Size and count limits at a glance
- Files per question: up to 10 per respondent.
- Per-file size: your choice, from 1 MB to 10 GB.
- Total per form: 1 GB by default; you can raise the cap (up to 1 TB) in the question's settings.
- Storage: every uploaded byte counts against your Google Drive quota, not the respondent's. A hundred people uploading a 50 MB video each is 5 GB of your storage — do that math before you set generous limits.
- When Drive is full: if your Drive runs out of space or the form hits its cap, the form stops accepting new responses. Watch this on long-running collection forms.
Where the files actually go
Google keeps this tidy. When the first upload arrives, Forms creates a folder in your Drive named after the form (inside a parent folder matching the form's name, with a subfolder per file upload question). Each uploaded file is renamed with the respondent's name appended, so resume.pdf from Jamie Rivera arrives as resume - Jamie Rivera.pdf. The response spreadsheet gets a column with a direct Drive link to each file, so you can review submissions row by row without digging through folders.
Files belong to you the moment they're uploaded — respondents can't retract or edit them after submitting (unless you've allowed response editing), and deleting a response in Forms doesn't delete the file from Drive. Clean up the folder manually when a collection round ends.
When respondents can't sign in: alternatives
If your audience includes people without Google accounts — or your Workspace locks external users out — use one of these instead:
- Split the flow. Keep the Google Form for the questions (no sign-in needed), and collect files separately: share a Drive folder with edit access, or have people email files to you. Add a short-answer question like "What file name did you send?" to match submissions.
- A shared Drive folder link. Anyone-with-the-link edit access on a folder lets people drop files in without a form — less structured, zero friction.
- Dedicated file-request tools. Dropbox file requests and similar services accept uploads from anyone, no account required, then you link the request URL in your form's description.

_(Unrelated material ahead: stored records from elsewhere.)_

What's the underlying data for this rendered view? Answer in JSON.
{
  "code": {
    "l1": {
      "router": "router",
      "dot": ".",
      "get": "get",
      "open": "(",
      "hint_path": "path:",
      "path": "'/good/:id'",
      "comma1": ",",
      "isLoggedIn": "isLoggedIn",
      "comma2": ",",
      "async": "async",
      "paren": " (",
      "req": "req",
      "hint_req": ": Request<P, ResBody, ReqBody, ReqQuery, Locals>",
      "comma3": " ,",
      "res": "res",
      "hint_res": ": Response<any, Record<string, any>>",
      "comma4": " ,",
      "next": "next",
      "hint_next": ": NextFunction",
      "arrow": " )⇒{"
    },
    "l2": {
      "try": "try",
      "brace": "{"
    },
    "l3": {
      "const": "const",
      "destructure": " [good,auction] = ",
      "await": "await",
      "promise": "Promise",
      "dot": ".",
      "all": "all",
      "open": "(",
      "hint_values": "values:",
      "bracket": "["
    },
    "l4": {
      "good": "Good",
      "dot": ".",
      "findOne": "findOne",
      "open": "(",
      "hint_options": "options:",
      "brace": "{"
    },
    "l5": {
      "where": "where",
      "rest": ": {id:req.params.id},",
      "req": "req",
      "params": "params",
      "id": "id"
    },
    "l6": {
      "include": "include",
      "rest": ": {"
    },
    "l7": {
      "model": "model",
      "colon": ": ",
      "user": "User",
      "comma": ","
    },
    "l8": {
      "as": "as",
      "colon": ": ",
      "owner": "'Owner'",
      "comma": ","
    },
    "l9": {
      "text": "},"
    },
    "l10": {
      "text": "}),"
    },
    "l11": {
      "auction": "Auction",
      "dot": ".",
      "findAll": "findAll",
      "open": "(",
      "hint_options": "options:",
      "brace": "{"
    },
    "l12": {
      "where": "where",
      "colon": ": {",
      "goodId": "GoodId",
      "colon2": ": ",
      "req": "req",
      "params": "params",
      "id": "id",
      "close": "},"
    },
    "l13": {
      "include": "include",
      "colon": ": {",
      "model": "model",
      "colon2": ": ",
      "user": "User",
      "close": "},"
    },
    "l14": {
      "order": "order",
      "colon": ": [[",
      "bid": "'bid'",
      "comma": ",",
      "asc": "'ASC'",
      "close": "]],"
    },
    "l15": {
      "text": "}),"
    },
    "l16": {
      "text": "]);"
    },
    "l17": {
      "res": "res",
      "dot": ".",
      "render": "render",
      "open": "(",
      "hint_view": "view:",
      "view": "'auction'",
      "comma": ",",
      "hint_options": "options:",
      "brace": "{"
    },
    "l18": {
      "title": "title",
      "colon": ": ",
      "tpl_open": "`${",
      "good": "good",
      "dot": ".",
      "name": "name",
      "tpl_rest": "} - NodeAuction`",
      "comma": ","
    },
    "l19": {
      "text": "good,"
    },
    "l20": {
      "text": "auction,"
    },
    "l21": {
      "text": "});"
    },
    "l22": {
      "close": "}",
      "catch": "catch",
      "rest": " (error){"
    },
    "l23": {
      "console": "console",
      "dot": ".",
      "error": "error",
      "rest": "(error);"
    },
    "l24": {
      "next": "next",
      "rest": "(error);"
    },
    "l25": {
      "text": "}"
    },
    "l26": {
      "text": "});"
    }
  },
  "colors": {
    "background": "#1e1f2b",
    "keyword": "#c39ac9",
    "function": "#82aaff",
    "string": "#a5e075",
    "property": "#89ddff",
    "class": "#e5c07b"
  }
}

- Smaller payloads, different question. If the "file" is really just a short text (a link to a portfolio, a shared doc URL), a short-answer question asking for a link avoids the whole problem.
Good uses (and one to avoid)
File upload shines for internal and known-audience collection: homework submissions in a school Workspace, expense receipts from teammates, photo collection after a company event, speaker slide collection for a conference where everyone has Google accounts. It's weakest for wide public collection — contest entries or open calls where a sign-in wall costs you submissions — and it's flat-out wrong for anything promised as anonymous.
FAQ
Why does my form suddenly require sign-in?

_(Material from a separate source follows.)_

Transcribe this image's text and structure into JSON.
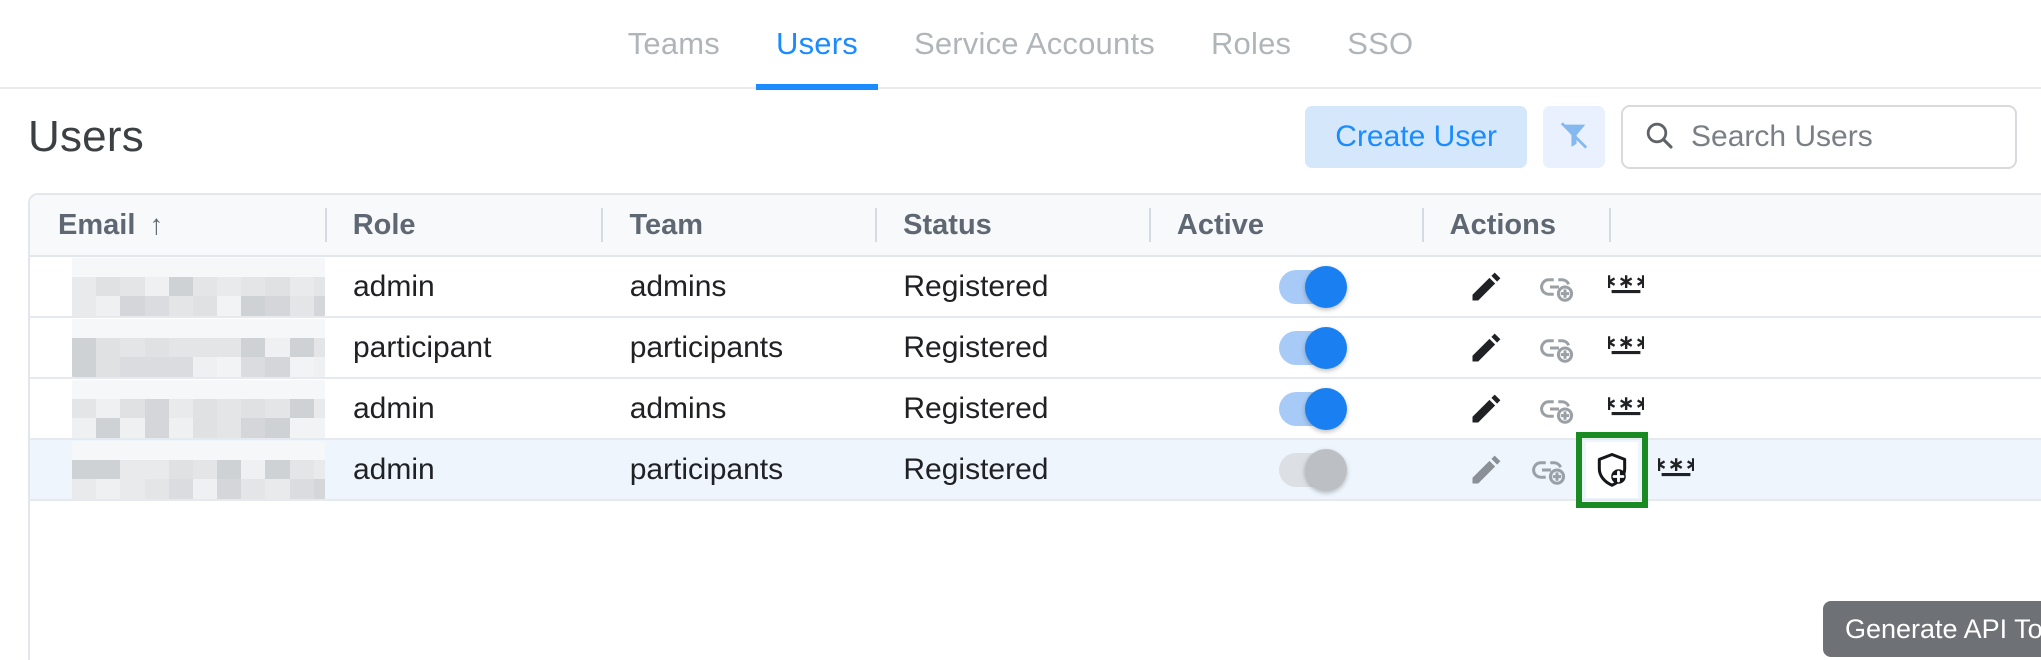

You added a file upload question. Uploads go to your Drive, and Google requires every uploader to be signed in — it applies to the entire form and cannot be disabled. Remove the file upload question to remove the requirement.
How big can uploads be?
You set a per-file limit between 1 MB and 10 GB, allow up to 10 files per question, and the form has an overall cap (1 GB by default, up to 1 TB). All of it counts against your Drive storage.
Where do uploaded files go?
Into an automatically created folder in the form owner's Google Drive, organized per question, with the respondent's name appended to each file name. The response sheet links to every file.
Can people without a Google account upload files?
No. They'll hit the sign-in wall. Collect their files through a shared Drive folder, email, or a file-request service, and keep the form itself for the questions.